Среди произведений данного ряда появились основанные на конфликте личности и тоталитарного государства. В произведениях «Богом проклятый дом» («Алла каргаган йорт») Д.Салихова, «Действие происходит в сумасшедшем доме» («Вакыйга лрлр йортында бара») Ф.Байрамовой, «Сумасшедший дом» («лрлр йорты») З.Хакима на первый план выходят эвристическая и игровая функции, превращая их в игру смыслов. По мнению Ю.Г.Нигматуллиной, «игры», показанные в произведениях, становятся темой произведения и литературным приемом гротескного изображения жизни[11]. Дом–сумасшедший дом и дом–деревня («Баскетболист» М.Гилязова, «Морковное поле» («Кишер басуы») З.Хакима) как модель тоталитарного режима стали знаковыми для драматургии конца ХХ в.
В произведениях «Домовой» («Бичура») М.Гилязова, «Летний иней» («йге кырау») Амануллы, «В объятиях черта» («Шайтан куентыгы») З.Хакима следует подчеркнуть серьезные изменения в способе изображения скрытой душевной жизни человека, таинственной психической реальности. Переосмысление авторами сложившихся правил использования приемов психологической и лирической пьес выражается в создании новых способов художественного отображения, где главную роль играют символические и мифические образы, ассоциативный ряд, в котором встречаются ряд значений, по–разному взаимодействующих друг с другом.
Группу пьес, где «философский поиск истины переплетается с проблемой нравственности»[12], объединяет обращение к «вечным» нравственным и общечеловеческим проблемам и решение их на почве традиционных представлений о Добре и Зле. Это — «Три аршина земли» («ч аршын ир») А.Гилязова, «Любовница» («Сярк»), «Заблуждение» («Саташу») Т.Миннуллина и др. Но и в них информация, содержащаяся в прямых значениях образов, событий, соответствует видимости жизни, с помощью чего подчеркивается иллюзорность представлений о действительности.
Таким образом, мы можем констатировать, что начиная со второй половины 1960–х гг. в татарской драматургии идет активный поиск форм выражения авторской гражданской позиции, художественного воссоздания действительности. В какой–то мере происходит слом литературных традиций и резко меняется тип драматурга. Совершенно очевидно, что с изменением его роли меняется и образ в структуре художественного произведения.
Состояние изученности проблемы и темы. В контексте изучения поставленной проблемы можно выделить два направления в исследованиях: 1) работы о татарской драматургии 1960–2000–х гг. в целом; 2) материалы об образе дома в татарской литературе.
Татарская драматургия 1960–2000 гг. всегда находилась в центре внимания ученых, литературных критиков, любителей сценического искусства.
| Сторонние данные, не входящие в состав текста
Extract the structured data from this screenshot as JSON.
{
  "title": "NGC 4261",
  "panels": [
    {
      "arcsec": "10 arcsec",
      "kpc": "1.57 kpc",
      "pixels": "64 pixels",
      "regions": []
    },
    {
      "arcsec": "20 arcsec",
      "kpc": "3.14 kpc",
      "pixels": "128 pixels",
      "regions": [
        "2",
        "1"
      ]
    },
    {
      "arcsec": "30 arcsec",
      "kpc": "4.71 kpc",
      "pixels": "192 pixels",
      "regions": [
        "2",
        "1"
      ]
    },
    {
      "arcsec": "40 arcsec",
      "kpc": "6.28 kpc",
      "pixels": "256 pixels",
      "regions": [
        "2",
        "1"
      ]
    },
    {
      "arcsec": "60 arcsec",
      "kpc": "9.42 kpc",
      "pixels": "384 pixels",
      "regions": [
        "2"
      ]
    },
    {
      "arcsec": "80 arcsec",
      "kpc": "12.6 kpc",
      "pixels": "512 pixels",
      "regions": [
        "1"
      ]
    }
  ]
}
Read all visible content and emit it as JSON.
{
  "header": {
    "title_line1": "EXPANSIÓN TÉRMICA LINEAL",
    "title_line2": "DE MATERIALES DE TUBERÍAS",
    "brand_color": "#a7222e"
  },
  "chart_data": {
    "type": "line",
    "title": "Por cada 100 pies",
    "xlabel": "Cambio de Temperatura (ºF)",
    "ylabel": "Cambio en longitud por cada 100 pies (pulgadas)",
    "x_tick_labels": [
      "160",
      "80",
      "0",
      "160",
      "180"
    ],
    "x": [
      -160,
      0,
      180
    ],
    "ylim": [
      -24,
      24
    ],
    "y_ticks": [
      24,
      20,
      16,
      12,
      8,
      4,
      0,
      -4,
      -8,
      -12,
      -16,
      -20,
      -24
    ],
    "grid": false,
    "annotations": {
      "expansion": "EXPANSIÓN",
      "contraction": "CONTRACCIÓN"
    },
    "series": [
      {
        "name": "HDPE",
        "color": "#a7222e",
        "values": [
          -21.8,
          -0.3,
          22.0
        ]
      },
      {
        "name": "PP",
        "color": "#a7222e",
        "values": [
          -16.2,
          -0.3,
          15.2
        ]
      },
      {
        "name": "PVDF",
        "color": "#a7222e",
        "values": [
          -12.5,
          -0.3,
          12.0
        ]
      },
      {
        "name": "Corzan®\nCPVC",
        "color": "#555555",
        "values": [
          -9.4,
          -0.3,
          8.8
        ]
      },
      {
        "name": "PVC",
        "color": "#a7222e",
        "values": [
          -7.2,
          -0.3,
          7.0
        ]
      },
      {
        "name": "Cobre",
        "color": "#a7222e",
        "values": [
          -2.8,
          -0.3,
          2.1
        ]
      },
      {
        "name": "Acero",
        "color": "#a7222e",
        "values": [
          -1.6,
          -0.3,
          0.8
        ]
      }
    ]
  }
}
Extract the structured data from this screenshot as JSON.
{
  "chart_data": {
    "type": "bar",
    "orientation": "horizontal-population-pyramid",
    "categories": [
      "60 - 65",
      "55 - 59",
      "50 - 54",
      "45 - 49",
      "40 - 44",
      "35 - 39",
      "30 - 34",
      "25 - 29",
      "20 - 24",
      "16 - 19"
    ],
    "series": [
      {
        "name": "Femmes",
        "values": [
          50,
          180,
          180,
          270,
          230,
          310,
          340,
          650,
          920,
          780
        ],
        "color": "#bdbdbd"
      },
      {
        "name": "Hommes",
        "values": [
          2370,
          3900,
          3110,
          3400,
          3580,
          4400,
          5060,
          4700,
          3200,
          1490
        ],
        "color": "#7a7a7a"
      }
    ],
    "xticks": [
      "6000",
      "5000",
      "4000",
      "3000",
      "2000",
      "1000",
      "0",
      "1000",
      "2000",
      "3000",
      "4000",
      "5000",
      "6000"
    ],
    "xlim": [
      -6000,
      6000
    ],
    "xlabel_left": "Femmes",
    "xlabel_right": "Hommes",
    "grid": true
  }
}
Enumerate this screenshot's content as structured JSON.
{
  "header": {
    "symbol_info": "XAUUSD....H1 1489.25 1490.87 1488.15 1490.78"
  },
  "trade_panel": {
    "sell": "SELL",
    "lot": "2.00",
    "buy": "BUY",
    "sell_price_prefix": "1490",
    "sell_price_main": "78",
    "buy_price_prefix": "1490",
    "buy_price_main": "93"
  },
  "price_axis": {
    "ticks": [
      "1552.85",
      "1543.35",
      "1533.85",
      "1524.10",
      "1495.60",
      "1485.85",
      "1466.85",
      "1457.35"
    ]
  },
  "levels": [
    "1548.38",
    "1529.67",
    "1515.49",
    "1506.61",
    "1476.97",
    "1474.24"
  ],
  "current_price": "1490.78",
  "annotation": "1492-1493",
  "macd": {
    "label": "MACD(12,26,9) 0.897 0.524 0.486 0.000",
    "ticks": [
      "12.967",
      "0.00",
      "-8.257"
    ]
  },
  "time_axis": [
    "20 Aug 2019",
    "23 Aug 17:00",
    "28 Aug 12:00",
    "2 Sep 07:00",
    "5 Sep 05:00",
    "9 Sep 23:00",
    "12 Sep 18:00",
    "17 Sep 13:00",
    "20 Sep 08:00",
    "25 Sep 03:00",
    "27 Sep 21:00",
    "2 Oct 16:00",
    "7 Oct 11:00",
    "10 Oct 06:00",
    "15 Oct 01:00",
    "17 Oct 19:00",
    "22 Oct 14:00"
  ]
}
В шестом томе 6–томника «История татарской литературы»[13] дан общий анализ драматургии 1960–1990 гг. (Н.Ханзафаров) и включены монографические исследования творчества двух драматургов: Хай Вахита и Т.Миннуллина (А.Ахмадуллин).
Наиболее полные и глубокие исследования нашли отражение в монографических трудах или литературно–критических изданиях[14], в которых проанализированы отдельные произведения, приведены высказывания и обобщения теоретического или критического характера, касающиеся драматургии второй половины ХХ в. Имеются и специальные научные изыскания: защищена кандидатская диссертация и опубликована монография А.М.Саттаровой «Современная татарская драматургия 1985–2000 гг.: Концепция эпохи и героя»[15]. В ней современная татарская драматургия воспринимается как активный творческий процесс, новые тенденции в котором объясняются демократическими реформами конца 1980–х гг. А.М.Саттарова анализирует социально–политические, исторические, социально–бытовые, лирико–психологические пьесы через призму концепции эпохи и героя, рассматривает проблемы свободы личности и тоталитаризма, взаимоотношений героя и власти, заблуждения личности, судьбы человека, греха и др.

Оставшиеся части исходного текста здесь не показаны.